У Марии Егоровны все переняла Верочка – ее младшая сестра, родившаяся через двадцать лет после Marie. У Верочки все переняли ее дочки – мои бабушки Вера и Катя. Но вот мама моя хозяйничать сама не очень любила, полностью придерживаясь вкусов и умений бабушки, но сама она была человеком искусства (вторая по духу М. Голубкина) и потому часто повторяла, правда, без какой-либо досады, а так, полегку: мол, не надо было ей замуж выходить и меня рожать – служение искусству нельзя делить ни с кем и ни с чем.

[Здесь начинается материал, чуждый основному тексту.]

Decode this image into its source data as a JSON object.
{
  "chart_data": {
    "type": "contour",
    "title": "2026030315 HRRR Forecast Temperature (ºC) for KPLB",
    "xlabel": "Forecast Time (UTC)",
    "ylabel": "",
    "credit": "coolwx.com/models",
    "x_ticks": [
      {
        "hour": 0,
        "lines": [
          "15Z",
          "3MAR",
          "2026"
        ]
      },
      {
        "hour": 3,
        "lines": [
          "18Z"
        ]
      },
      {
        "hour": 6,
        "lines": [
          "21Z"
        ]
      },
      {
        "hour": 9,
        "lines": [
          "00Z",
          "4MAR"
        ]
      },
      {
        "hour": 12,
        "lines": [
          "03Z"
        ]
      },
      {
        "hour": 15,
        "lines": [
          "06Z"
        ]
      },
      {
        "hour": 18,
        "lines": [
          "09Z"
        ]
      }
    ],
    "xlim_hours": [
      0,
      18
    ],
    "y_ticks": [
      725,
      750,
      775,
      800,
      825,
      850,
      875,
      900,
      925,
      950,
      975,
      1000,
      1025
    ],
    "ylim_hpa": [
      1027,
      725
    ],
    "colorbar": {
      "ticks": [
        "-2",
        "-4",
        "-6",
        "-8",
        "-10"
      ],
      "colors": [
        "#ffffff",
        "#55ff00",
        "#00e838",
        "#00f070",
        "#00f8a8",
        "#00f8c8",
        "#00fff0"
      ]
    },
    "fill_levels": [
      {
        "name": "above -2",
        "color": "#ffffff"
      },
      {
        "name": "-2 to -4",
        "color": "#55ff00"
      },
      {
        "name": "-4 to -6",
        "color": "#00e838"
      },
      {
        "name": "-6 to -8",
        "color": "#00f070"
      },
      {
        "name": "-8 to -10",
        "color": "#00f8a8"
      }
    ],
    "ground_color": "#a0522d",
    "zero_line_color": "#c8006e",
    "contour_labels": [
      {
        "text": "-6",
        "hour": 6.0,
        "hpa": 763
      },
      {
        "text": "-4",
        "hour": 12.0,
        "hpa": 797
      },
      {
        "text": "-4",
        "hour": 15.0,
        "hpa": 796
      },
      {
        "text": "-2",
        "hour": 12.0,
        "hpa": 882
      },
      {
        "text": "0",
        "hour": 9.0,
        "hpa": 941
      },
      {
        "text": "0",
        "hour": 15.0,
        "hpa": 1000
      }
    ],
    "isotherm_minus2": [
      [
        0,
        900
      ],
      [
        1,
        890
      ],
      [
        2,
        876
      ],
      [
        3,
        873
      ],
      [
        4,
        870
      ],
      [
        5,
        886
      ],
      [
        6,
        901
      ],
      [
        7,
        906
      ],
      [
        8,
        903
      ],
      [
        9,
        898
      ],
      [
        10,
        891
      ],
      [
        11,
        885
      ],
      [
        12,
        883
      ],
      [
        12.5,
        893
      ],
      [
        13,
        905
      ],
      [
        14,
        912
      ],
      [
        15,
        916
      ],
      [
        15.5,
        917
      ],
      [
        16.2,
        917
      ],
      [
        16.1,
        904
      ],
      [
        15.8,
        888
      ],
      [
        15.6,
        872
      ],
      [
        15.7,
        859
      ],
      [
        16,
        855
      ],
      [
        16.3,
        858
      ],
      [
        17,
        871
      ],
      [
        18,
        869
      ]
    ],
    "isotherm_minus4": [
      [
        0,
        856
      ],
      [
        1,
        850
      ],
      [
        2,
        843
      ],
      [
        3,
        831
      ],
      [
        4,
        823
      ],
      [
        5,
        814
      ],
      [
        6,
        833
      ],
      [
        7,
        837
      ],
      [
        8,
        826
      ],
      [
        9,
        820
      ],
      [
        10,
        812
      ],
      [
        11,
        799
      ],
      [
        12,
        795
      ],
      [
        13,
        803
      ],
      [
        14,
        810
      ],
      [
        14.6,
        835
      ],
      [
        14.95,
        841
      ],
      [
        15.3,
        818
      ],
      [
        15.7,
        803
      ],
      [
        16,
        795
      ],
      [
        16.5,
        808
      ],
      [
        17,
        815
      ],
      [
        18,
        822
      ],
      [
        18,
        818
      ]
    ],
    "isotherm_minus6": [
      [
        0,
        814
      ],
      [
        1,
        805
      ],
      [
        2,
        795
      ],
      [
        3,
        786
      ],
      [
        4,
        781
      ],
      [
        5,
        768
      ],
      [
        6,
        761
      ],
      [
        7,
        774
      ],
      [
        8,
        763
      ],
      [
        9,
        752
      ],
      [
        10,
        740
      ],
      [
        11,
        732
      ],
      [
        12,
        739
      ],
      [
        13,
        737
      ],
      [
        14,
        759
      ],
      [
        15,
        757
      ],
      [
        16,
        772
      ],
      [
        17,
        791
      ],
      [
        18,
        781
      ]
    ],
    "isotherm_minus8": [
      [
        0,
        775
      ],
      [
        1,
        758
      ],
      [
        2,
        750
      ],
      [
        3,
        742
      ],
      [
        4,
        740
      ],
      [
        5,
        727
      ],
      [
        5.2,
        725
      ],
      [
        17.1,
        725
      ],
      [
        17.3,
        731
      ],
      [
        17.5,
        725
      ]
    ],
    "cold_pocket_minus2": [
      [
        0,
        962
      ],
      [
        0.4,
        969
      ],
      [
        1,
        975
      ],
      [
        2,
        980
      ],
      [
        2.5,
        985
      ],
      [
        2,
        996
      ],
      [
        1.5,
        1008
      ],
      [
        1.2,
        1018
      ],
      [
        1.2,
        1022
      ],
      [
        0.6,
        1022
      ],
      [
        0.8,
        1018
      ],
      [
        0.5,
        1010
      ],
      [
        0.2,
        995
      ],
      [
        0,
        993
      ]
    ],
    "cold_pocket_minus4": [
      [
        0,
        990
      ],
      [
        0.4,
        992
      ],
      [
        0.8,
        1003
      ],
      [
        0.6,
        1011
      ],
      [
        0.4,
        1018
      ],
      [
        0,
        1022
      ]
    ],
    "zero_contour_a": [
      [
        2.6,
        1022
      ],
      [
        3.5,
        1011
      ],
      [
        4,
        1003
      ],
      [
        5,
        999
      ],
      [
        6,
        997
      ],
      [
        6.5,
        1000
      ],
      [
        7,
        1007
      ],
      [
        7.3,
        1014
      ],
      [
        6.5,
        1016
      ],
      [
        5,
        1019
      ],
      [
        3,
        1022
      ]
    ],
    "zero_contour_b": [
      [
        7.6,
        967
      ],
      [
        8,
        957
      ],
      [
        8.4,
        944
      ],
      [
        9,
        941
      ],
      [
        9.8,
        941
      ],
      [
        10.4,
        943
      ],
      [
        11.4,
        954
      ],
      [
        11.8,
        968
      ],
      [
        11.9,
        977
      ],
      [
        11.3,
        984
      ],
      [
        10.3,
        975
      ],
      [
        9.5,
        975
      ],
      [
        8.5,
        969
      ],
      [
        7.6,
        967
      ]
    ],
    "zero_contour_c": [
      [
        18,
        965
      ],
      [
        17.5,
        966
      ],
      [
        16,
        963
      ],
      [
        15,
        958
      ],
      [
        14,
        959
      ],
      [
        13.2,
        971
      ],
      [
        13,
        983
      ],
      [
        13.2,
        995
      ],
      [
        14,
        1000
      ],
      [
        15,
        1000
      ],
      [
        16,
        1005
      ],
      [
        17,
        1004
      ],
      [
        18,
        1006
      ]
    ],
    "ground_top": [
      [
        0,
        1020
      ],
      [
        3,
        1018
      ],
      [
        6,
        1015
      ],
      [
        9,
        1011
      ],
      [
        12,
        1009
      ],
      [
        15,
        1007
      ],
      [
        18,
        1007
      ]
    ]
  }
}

…Говорила мама это в своей мастерской, где замечательно пахло глиной и пластилином, который она размягчала на допотопном обогревателе. Пластилин плавился, тек, все вокруг было запечатлено пластилином: и какие-то старинные медные и латунные кувшинчики, мисочки, удивительные мамины стамески из каких-то редкостных пород дерева, изготовленные какими-то заповедными мастерами из прежних «секретных» русских промысловиков, иностранные книги по искусству – моя любимая залепленная пластилином и засохшей глиной библиотека, тысячеватная лампа без абажура под нашим высоким потолком, чтобы можно было лепить в очень ярком освящении, всевозможные циркули, ножовки, ореховский очень старинный топор (каркасы и стойки для крупных работ мама чаще всего сбивала сама), мотки проволоки, маленький репродуктор по которому своим страдальческо-мистическим, запредельным голосом, в котором я всегда слышала какой-то скрытый стон, будто со мной о т т у д а говорил голос самого ушедшего времени, – читала «для меня» Андерсена печальная Мария Бабанова; старинный шкафчик красного дерева (!), перемазанный засохшими масляными красками, тут же и тюбики с дивными названиями цветов, ну, и, наконец, маленькая девочка лет четырех или пяти на скамеечке у окна, рядом с этим историческим обогревателем с открытой огненной спиралью, листающая толстенного немецкого Дюрера или что-то пытающаяся слепить из пластилина.

Бабушка моя долго хранила «шедевры» моей лепки (с использованием и детского цветного) – фигурки любимых гоголевских героев Иван Ивановича и Ивана Никифоровича, – шла подготовка к юбилейному 1952 году, в котором Гоголю исполнялось сто лет со дня смерти, а любительнице его героев – должно было исполниться семь лет.

Рискну – не без страха и сомнений! – пуститься в еще одну отрасль моей леторасли: скажу несколько слов, давно скопившихся на сердце о Гоголе, уж коль рассказ привел нас к его тогдашнему юбилею. Тем более, что в описываемые времена мама как раз и работала над памятником Гоголю по заказу Калуги. Гоголь у мамы выходил мягким, сказочным, – Гоголем «Вечеров на хуторе…», хотя сама мама преклонялась перед трагическим образом Андреевского памятника Гоголю, стоявшего (и стоящего) в Москве на Арбате (ныне – во дворике на Никитском бульваре, рядом с домом, где он и скончался). А наш, мамин Гоголь, казалось, даже чуть-чуть мечтательно улыбался, словно ум его пребывал или «уходил в мистическую плоскость», как говаривала мне бабушка, рассматривая еле заметные линии моей детской ладошки…

* * *

Мне и по сию пору этот образ Николая Васильевича очень мил – о доброте Гоголя, кажется, мало писали, – разве что его родня? – а у Николая Васильевича был истинно славянский мягкий нрав. Из этого нрава он и обращался к своим друзьям в «Выбранных местах…», за которые мир его все так и не перестает костерить на все корки, приписывая ему нечто холодное и гордостное, фарисейское, с того самого момента как «Выбранные места» вышли в свет.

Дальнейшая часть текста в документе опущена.